6 À maintes reprises les frères du Caire ont souhaité qu’il soit nommé prieur au Caire, chez eux, mais jamais le frère Emilio n’a accepté de laisser sa communauté de Louvain, d’autant plus qu’elle se fait vieillissante, et qu’il en est devenu l’un des plus jeunes. Prieur, il le devient cependant puisqu’il est élu à Louvain en 2020. Cela ne l’empêche pas de poursuivre ses visites au Caire, et tout particulièrement au moment de la Foire du livre qu’il affectionne depuis des années. Son dernier séjour au Caire date de l’été 2021. Il y est venu non pour travailler mais pour le mariage du fils d’un ancien employé du couvent, Mahmoud, qu’il connait depuis plus de quarante ans. Par sa présence, il exprime sa fidélité, son sens de l’amitié. En octobre dernier, il nous a informés avoir acheté son billet d’avion pour le 25 janvier 2022, date de l’ouverture de la Foire… Il se réjouissait d’être présent, mais c’est le 25 octobre qu’il quitta ses frères pour un autre monde.
L’islam comme acte de foi
7 Un jour que nous cheminions sur les routes encombrées et poussiéreuses du Caire, je lui ai posé cette question : « Qu’est-ce qui différencie ton approche de l’islam de celle des autres islamologues ? ». La question était audacieuse, elle s’adressait à un enseignant chercheur et non seulement à un pédagogue, aussi excellent soit-il. Sa réponse ne s’est pas fait attendre : « Ce qui est essentiel pour moi dans ma présentation de l’islam, c’est d’envisager l’islam comme acte de foi ». Et de fait, c’est bien le sous-titre qu’il choisit dans son livre Islam… étrange ? Dans le premier chapitre, on y trouve affirmé tour à tour la conscience du musulman d’une « relativité foncière par rapport à Dieu », que l’islam « est le contraire d’une attitude de révolte contre les déceptions et les épreuves, le contraire aussi d’une vision triste ou tragique de ce monde, parcours de souffrance et de douleur », « l’islam est l’une des philosophies religieuses les plus positives qui soient », « l’islam est une attitude existentielle (…) de reconnaissance de Dieu, de confiance en Dieu, d’acceptation du Décret créateur de Dieu », « l’islam ne permet pas la révolte contre la vie, il y oppose la force qui procède de l’acte d’islam lui-même, de sa confiance foncière, de l’endurance et de la patience » [7]. Il poursuit encore : « Être musulman, faire acte d’islam, c’est construire une manière de vivre à partir de cette attitude existentielle fondamentale. C’est aussi une certaine manière de lire l’histoire et les signes de la création. En tant que telle, c’est une sagesse qui reconnaît les frontières de l’humain, mais qui sait aussi plonger le regard bien au-delà. C’est ce qui permet au musulman de vivre la relativité de la vie et du monde. Toute compréhension du verbe arabe aslama, dans toutes ses acceptations de l’infinitif (islâm), du participe (muslim), de l’accompli (aslamtu) ou de l’impératif (aslim), devrait impliquer les différentes nuances contenues dans cette attitude existentielle » [8].

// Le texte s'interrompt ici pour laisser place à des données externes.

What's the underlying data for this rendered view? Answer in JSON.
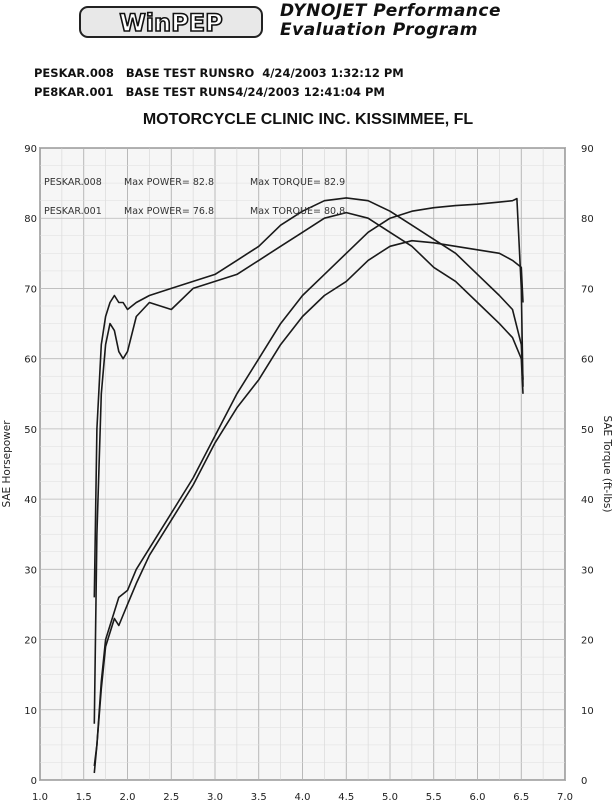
{
  "header": {
    "logo": "WinPEP",
    "title_line1": "DYNOJET Performance",
    "title_line2": "Evaluation Program",
    "runs": [
      {
        "id": "PESKAR.008",
        "desc": "BASE TEST RUNSRO",
        "date": "4/24/2003",
        "time": "1:32:12 PM"
      },
      {
        "id": "PE8KAR.001",
        "desc": "BASE TEST RUNS",
        "date": "4/24/2003",
        "time": "12:41:04 PM"
      }
    ],
    "shop": "MOTORCYCLE CLINIC INC. KISSIMMEE, FL"
  },
  "chart_data": {
    "type": "line",
    "xlabel": "",
    "ylabel_left": "SAE Horsepower",
    "ylabel_right": "SAE Torque (ft-lbs)",
    "xlim": [
      1.0,
      7.0
    ],
    "ylim_left": [
      0,
      90
    ],
    "ylim_right": [
      0,
      90
    ],
    "xticks": [
      "1.0",
      "1.5",
      "2.0",
      "2.5",
      "3.0",
      "3.5",
      "4.0",
      "4.5",
      "5.0",
      "5.5",
      "6.0",
      "6.5",
      "7.0"
    ],
    "yticks_left": [
      "0",
      "10",
      "20",
      "30",
      "40",
      "50",
      "60",
      "70",
      "80",
      "90"
    ],
    "yticks_right": [
      "0",
      "10",
      "20",
      "30",
      "40",
      "50",
      "60",
      "70",
      "80",
      "90"
    ],
    "grid": true,
    "annotations": [
      {
        "run": "PESKAR.008",
        "power_label": "Max POWER= 82.8",
        "torque_label": "Max TORQUE= 82.9"
      },
      {
        "run": "PESKAR.001",
        "power_label": "Max POWER= 76.8",
        "torque_label": "Max TORQUE= 80.8"
      }
    ],
    "series": [
      {
        "run": "PESKAR.008",
        "measure": "power",
        "x": [
          1.62,
          1.65,
          1.7,
          1.75,
          1.8,
          1.85,
          1.9,
          2.0,
          2.1,
          2.25,
          2.5,
          2.75,
          3.0,
          3.25,
          3.5,
          3.75,
          4.0,
          4.25,
          4.5,
          4.75,
          5.0,
          5.25,
          5.5,
          5.75,
          6.0,
          6.25,
          6.4,
          6.45,
          6.5,
          6.52
        ],
        "y": [
          2,
          5,
          14,
          20,
          22,
          24,
          26,
          27,
          30,
          33,
          38,
          43,
          49,
          55,
          60,
          65,
          69,
          72,
          75,
          78,
          80,
          81,
          81.5,
          81.8,
          82,
          82.3,
          82.5,
          82.8,
          70,
          56
        ]
      },
      {
        "run": "PESKAR.001",
        "measure": "power",
        "x": [
          1.62,
          1.65,
          1.7,
          1.75,
          1.8,
          1.85,
          1.9,
          2.0,
          2.1,
          2.25,
          2.5,
          2.75,
          3.0,
          3.25,
          3.5,
          3.75,
          4.0,
          4.25,
          4.5,
          4.75,
          5.0,
          5.25,
          5.5,
          5.75,
          6.0,
          6.25,
          6.4,
          6.5,
          6.52
        ],
        "y": [
          1,
          5,
          13,
          19,
          21,
          23,
          22,
          25,
          28,
          32,
          37,
          42,
          48,
          53,
          57,
          62,
          66,
          69,
          71,
          74,
          76,
          76.8,
          76.5,
          76,
          75.5,
          75,
          74,
          73,
          68
        ]
      },
      {
        "run": "PESKAR.008",
        "measure": "torque",
        "x": [
          1.62,
          1.65,
          1.7,
          1.75,
          1.8,
          1.85,
          1.9,
          1.95,
          2.0,
          2.1,
          2.25,
          2.5,
          2.75,
          3.0,
          3.25,
          3.5,
          3.75,
          4.0,
          4.25,
          4.5,
          4.75,
          5.0,
          5.25,
          5.5,
          5.75,
          6.0,
          6.25,
          6.4,
          6.5,
          6.52
        ],
        "y": [
          26,
          50,
          62,
          66,
          68,
          69,
          68,
          68,
          67,
          68,
          69,
          70,
          71,
          72,
          74,
          76,
          79,
          81,
          82.5,
          82.9,
          82.5,
          81,
          79,
          77,
          75,
          72,
          69,
          67,
          62,
          57
        ]
      },
      {
        "run": "PESKAR.001",
        "measure": "torque",
        "x": [
          1.62,
          1.65,
          1.7,
          1.75,
          1.8,
          1.85,
          1.9,
          1.95,
          2.0,
          2.1,
          2.25,
          2.5,
          2.75,
          3.0,
          3.25,
          3.5,
          3.75,
          4.0,
          4.25,
          4.5,
          4.75,
          5.0,
          5.25,
          5.5,
          5.75,
          6.0,
          6.25,
          6.4,
          6.5,
          6.52
        ],
        "y": [
          8,
          35,
          55,
          62,
          65,
          64,
          61,
          60,
          61,
          66,
          68,
          67,
          70,
          71,
          72,
          74,
          76,
          78,
          80,
          80.8,
          80,
          78,
          76,
          73,
          71,
          68,
          65,
          63,
          60,
          55
        ]
      }
    ]
  }
}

8 Ces définitions viennent de ses lectures littéraires, celles des contes des Mille et une nuits, mais aussi de ses rencontres, de son insertion dans la vie quotidienne des musulmans car chez lui, tout comportement du musulman est déjà une trace de sa relation à Dieu. L’exclamation d’un chauffeur de tuk tuk, celle d’une vieille dame qui attend l’autobus lors d’une rencontre furtive… rien n’est vain. Chaque parole, chaque attitude de ces hommes et de ces femmes avec qui il échange un regard, quelques mots, est imprégnée de l’acte d’islam. On comprend pourquoi Emilio Platti éprouvait le besoin de sortir souvent du couvent, d’aller marcher, pour retrouver la théologie islamique dans le concret de la vie des hommes ordinaires. Il se définit même parfois comme un anthropologue plus que comme un théologien. Disciple de Schillebeeckx, il sait que l’on comprend le Dieu des hommes, en vivant avec les hommes.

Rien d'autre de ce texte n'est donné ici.